Several of the defendants have also opposed the plaintiffs' motion on the ground that the information the plaintiffs seek to compel from Salomon is irrelevant to the claims in this case. Their principal argument is that the plaintiffs have not established a nexus between any legal advice rendered by Salomon's attorneys which Northrop may have received through Salomon and any of the claims in this case. The nexus is absent, they contend, because there is no evidence of any pre-merger discussions between Northrop and the trustees about the factors the trustees should consider in determining whether the EIP should accept Northrop's tender offer. Although the argument is not without merit, and the absence of such a nexus might well preclude any such information from being presented to a jury at a trial of this matter, the broader scope of subjects deemed appropriate for discovery under the federal rules provides sufficient reason for the plaintiffs to have limited additional time to inquire regarding those matters. There is no question that Northrop and Salomon were principal participants in the transaction at issue here, and, given the complexity of the issues, the court cannot find that the information sought is not reasonably calculated to lead to the discovery of admissible evidence. A limitation of the time for completion of Mr. Varelas's deposition will serve to limit any unnecessary and irrelevant questioning.

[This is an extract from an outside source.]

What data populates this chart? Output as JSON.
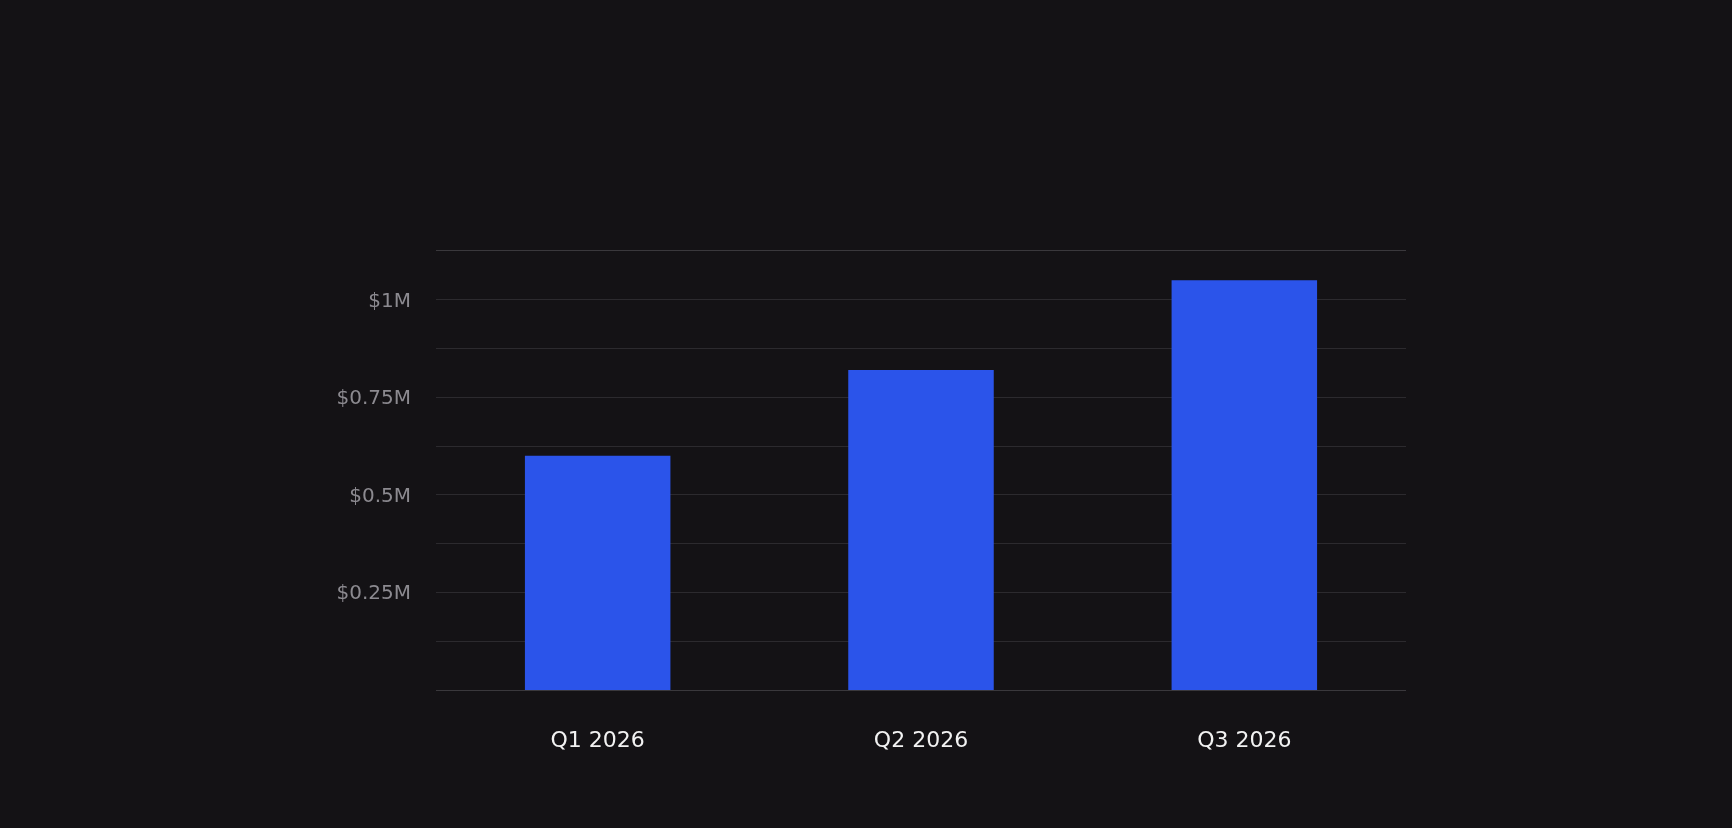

For the foregoing reasons, the plaintiffs' motion to compel is granted and Mr. Varelas will appear for further deposition testimony concerning only those matters about which the plaintiffs were prohibited from pursuing by assertion of the attorney-client privilege. The questioning shall be limited to two hours by plaintiffs and such additional time as the defendants may wish to cross-examine. The deposition is to be completed by February 29, 1996.
(1) Where legal advice of any kind is sought (2) from a professional legal advisor in his capacity as such, (3) the communications relating to that purpose, (4) made in confidence (5) by the client, (6) are at his instance permanently protected (7) from disclosure by himself or by the legal advisor, (8) except the protection be waived.In Re Grand Jury Subpoena Duces Tecum, 731 F.2d 1032, 1036 (2d Cir.1984). The communications from Salomon to Northrop fail to satisfy virtually every element of that definition except the last one.